Colombia's Congress Approves $4.1 Billion Budget Increase

  • Colombia's Congress approved raising the government's 2023 budget by some 16.9 trillion pesos ($4.1 billion) in overnight votes on Friday, with education and health to receive the biggest boosts to funding.
  • Leftist President Gustavo Petro has pledged to fight deep inequality in the Andean country - where about half of the people live in some form of poverty - through sweeping reforms to the healthcare system, pensions, and work rules.
  • Congress initially approved a budget bill worth 405.6 trillion pesos - the highest budget in the country's history - last October, but has now voted to increase that by 16.9 trillion pesos, taking the total to 422.5 trillion pesos.

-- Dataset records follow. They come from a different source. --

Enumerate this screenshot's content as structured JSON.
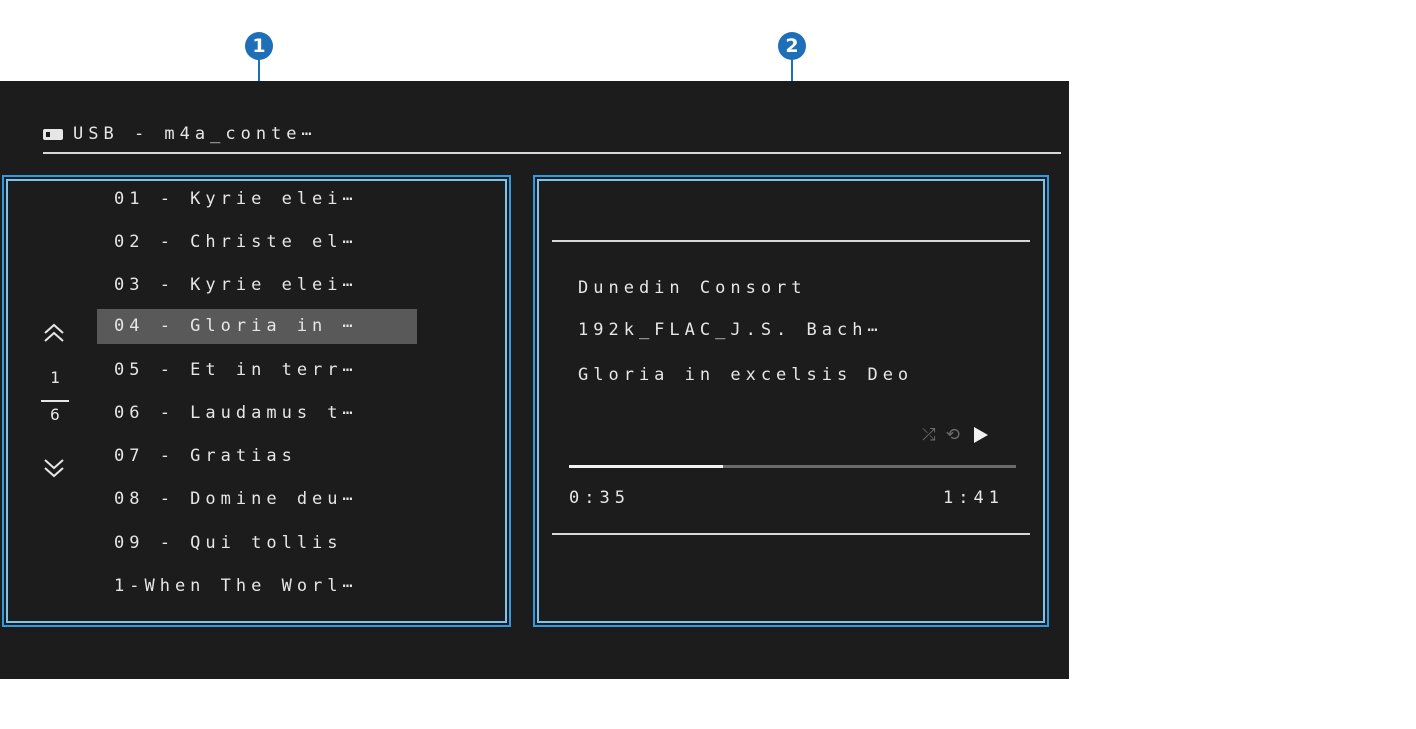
{
  "callouts": [
    "1",
    "2"
  ],
  "source": {
    "icon": "usb-drive-icon",
    "label": "USB - m4a_conte⋯"
  },
  "tracks": [
    "01 - Kyrie elei⋯",
    "02 - Christe el⋯",
    "03 - Kyrie elei⋯",
    "04 - Gloria in ⋯",
    "05 - Et in terr⋯",
    "06 - Laudamus t⋯",
    "07 - Gratias",
    "08 - Domine deu⋯",
    "09 - Qui tollis",
    "1-When The Worl⋯"
  ],
  "selected_track_index": 3,
  "pager": {
    "up_icon": "double-chevron-up-icon",
    "current": "1",
    "total": "6",
    "down_icon": "double-chevron-down-icon"
  },
  "now_playing": {
    "artist": "Dunedin Consort",
    "album": "192k_FLAC_J.S. Bach⋯",
    "title": "Gloria in excelsis Deo",
    "shuffle_icon": "shuffle-icon",
    "repeat_icon": "repeat-icon",
    "play_icon": "play-icon",
    "progress": 0.345,
    "elapsed": "0:35",
    "total": "1:41"
  },
  "colors": {
    "callout": "#1e6fb8",
    "highlight": "#2f9be0",
    "background": "#1c1c1c",
    "selected_row": "#595959"
  }
}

  • The additional funds, approved during extra sessions tacked onto the end of the normal legislative period, are mostly earnings from a tax reform pushed through by Petro's government last year, which raised duties on oil and coal.
  • Notably, the resources will go toward economic reactivation, via programs which could be executed in the second half, the finance ministry said in a statement. Education will receive 2.2 trillion pesos extra, according to a draft version of the bill, while health will receive a little over 2 trillion pesos and housing some 1.5 trillion.
  • Petro's labour reform must be proposed anew when the next legislative session begins on July 20, where the debate will continue on the health and pension reforms, which have received initial approvals in congressional committees.